“They said how could you possibly want to keep black children?”

Kaloyan and Maria sit on their step father's lap

Today Kaloyan and Maria are the centre of attention in the warm and happy home they share with their mum, their stepdad and their older brother and sister. But the twins spent the first five months of their lives, alone in an orphanage, because poor health meant their parents could not care for them without extra help.

By providing the practical and emotional support their parents needed, Hope and Homes for Children in Bulgaria made it possible for Kaloyan and Maria to be reunited with their family and grow-up where they belong; with the people who love them.

Four year-old twins Kaloyan are very much the centre of attention in the warm and happy home they share with their mum, Tanya, their stepdad Ivan and their older brother and sisters in a village in the North West of Bulgaria.

But the twins spent the first five months of their lives separated from their family in an orphanage after ill-health threatened to tear their family apart. Tanya became pregnant with the twins when she was working abroad to earn money for the family. Ivan agreed to stand by his wife, even though the babies were not his, and Kaloyan and Maria were born soon after Tanya returned home. It was a traumatic birth that ended in an emergency caesarean section and left Tanya suffering from post-natal depression. At the same time, Ivan was admitted to hospital to receive treatment for a heart condition.

Tanya felt completely alone. “I listened to the nurses in the hospital who behaved very badly. They said, “How can you even want to look at your black children? Better you give them up, right?”, she remembers.

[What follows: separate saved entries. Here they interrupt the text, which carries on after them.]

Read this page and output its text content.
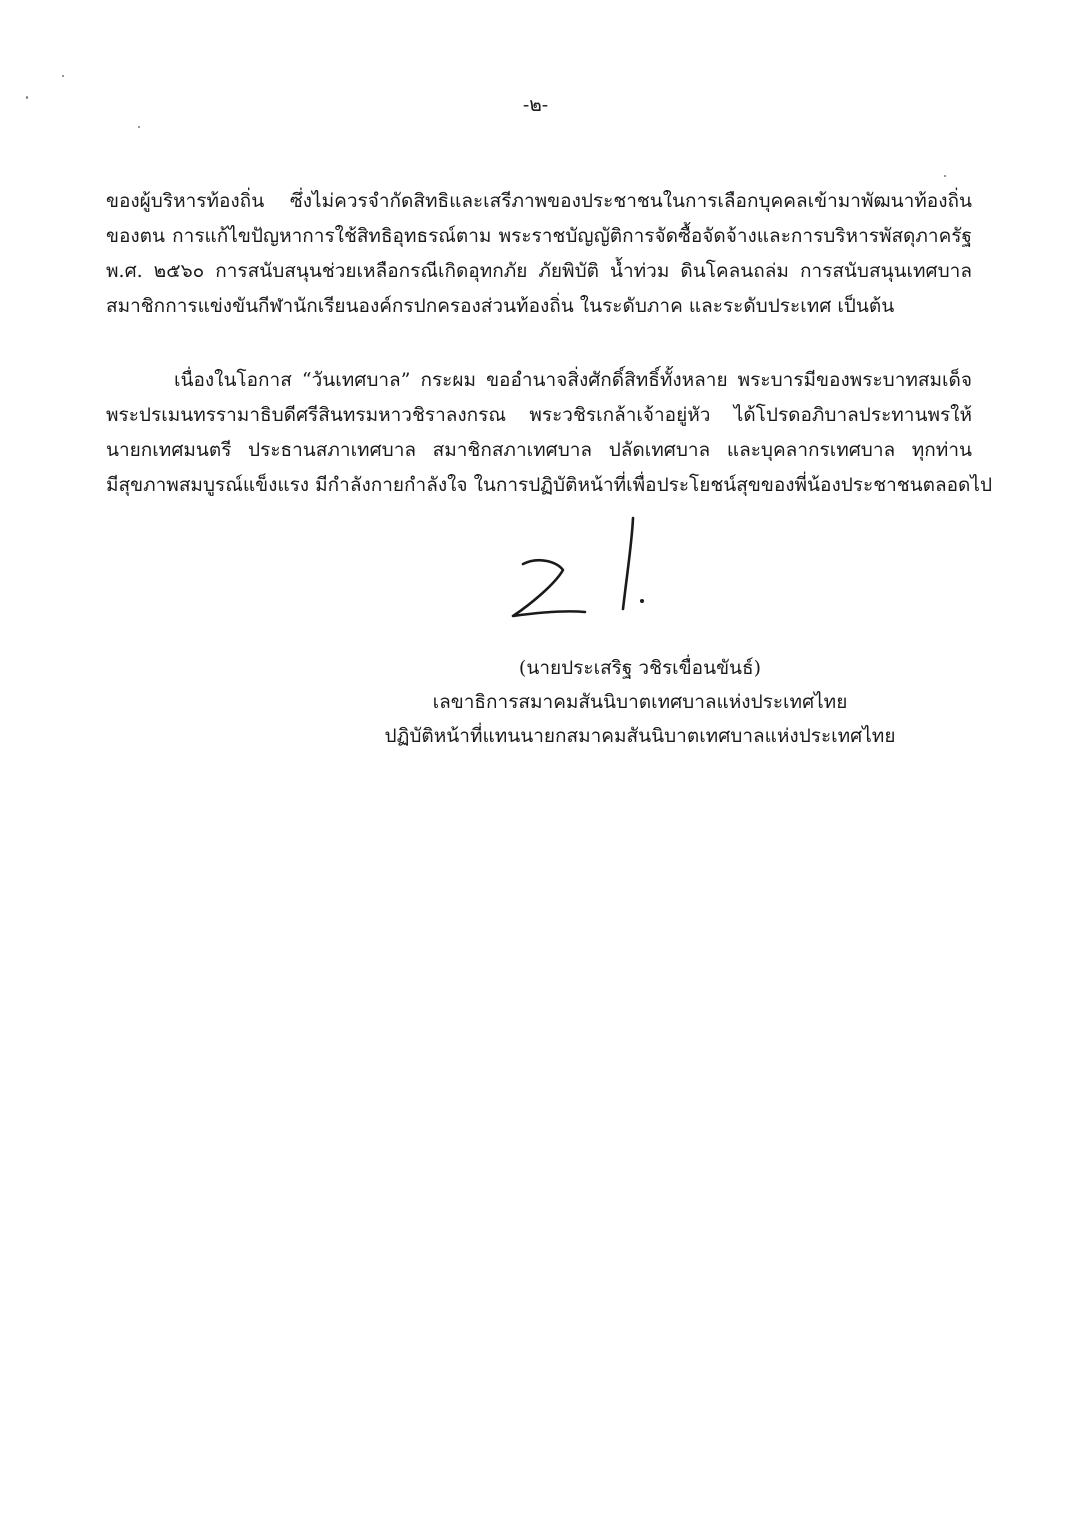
-๒-
ของผู้บริหารท้องถิ่น ซึ่งไม่ควรจำกัดสิทธิและเสรีภาพของประชาชนในการเลือกบุคคลเข้ามาพัฒนาท้องถิ่น
ของตน การแก้ไขปัญหาการใช้สิทธิอุทธรณ์ตาม พระราชบัญญัติการจัดซื้อจัดจ้างและการบริหารพัสดุภาครัฐ
พ.ศ. ๒๕๖๐ การสนับสนุนช่วยเหลือกรณีเกิดอุทกภัย ภัยพิบัติ น้ำท่วม ดินโคลนถล่ม การสนับสนุนเทศบาล
สมาชิกการแข่งขันกีฬานักเรียนองค์กรปกครองส่วนท้องถิ่น ในระดับภาค และระดับประเทศ เป็นต้น
เนื่องในโอกาส “วันเทศบาล” กระผม ขออำนาจสิ่งศักดิ์สิทธิ์ทั้งหลาย พระบารมีของพระบาทสมเด็จ
พระปรเมนทรรามาธิบดีศรีสินทรมหาวชิราลงกรณ พระวชิรเกล้าเจ้าอยู่หัว ได้โปรดอภิบาลประทานพรให้
นายกเทศมนตรี ประธานสภาเทศบาล สมาชิกสภาเทศบาล ปลัดเทศบาล และบุคลากรเทศบาล ทุกท่าน
มีสุขภาพสมบูรณ์แข็งแรง มีกำลังกายกำลังใจ ในการปฏิบัติหน้าที่เพื่อประโยชน์สุขของพี่น้องประชาชนตลอดไป
(นายประเสริฐ วชิรเขื่อนขันธ์)
เลขาธิการสมาคมสันนิบาตเทศบาลแห่งประเทศไทย
ปฏิบัติหน้าที่แทนนายกสมาคมสันนิบาตเทศบาลแห่งประเทศไทย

Tanya felt completely alone. “I listened to the nurses in the hospital who behaved very badly.”

With no one to support her, Tanya felt she had no choice and made the heart-breaking decision to leave Kaloyan and Maria in an orphanage.

“I cried constantly when I signed to give them up because I grew up without a mother or a father. They left me very young, in a home and I just didn’t want my children to be the way I was.”

A little mixed race girl in a pink jacket blows bubbles into the air
Maria spent the first five months of her life separated from her family in an orphanage after ill-health threatened to tear their family apart.

She returned home to Ivan and their older children but could not come to terms with losing the twins.

“I neither ate nor slept peacefully, just wondering how my kids were. How are they in this orphanage without me?”, she explains. Tanya was desperate to find a way to be reunited with her babies. And Ivan decided to support her decision. Even though everyone in their small rural community would know they were not his biological children, even though he was well aware of the prejudice they would face, he was determined to make their family whole again.

“I neither ate nor slept peacefully, just wondering how my kids were. How are they in this orphanage without me?”

It has been tough fight to overcome all the practical, bureaucratic and legal hurdles that have stood in their way—both to bring the twins home and to care for them ever since but our team in Bulgaria has been beside them all the way.

A middle aged white man with two mixed race children on his lap, sitting at a kitchen table
Ivan, their stepdad does most of the childcare as their mum, Tanya works as a street cleaner and he has health issues. Kaloyan and Maria love spending time with their stepdad.

Social worker, Margarita Andreevksa, co-ordinates support for children in families in the area where they live. She ensured that Kaloyan and Maria’s family had all the practical and emotional support they needed to bring the twins home and be able to care for them for good. This included paying for transport for Tanya and Ivan to visit the twins in the institution and rebuild their bond with their babies; help with red tape to receive the extra social support the family is eligible to claim for the children; arranging and attending specialist appointments with Tanya to help her recover fully from the birth of the twins and protect herself from future unwanted pregnancy; securing the medicines that Ivan needs to manage his heart condition; and providing food, baby essentials, fuel for heating and extra clothes for all the children in the immediate months after the twins returned from the orphanage.

“Social worker, Margarita Andreevksa, co-ordinates support for children in families in the area where they live. She ensured that Kaloyan and Maria’s family had all the practical and emotional support they needed to bring the twins home and be able to care for them for good.”

Five months after they were born, Maria Andreevska went with Tanya to bring the twins home from the orphanage and in the months that followed she helped to arrange and attended their medical appointments to make sure they have treatment when needed and all the vaccines they need to enroll at nursery. Today Kalyon and Maria are four years old and they are happy, sociable and energetic children. Like all children their age, they love their toys but especially picture books that make sounds. Because of his health issues, Ivan does most of the childcare while Tanya works as a street cleaner. They both take seasonal work like picking walnuts where they can. “Everything was just wall after wall, after wall, after wall,” Ivan says, “But here we are and we are still one.”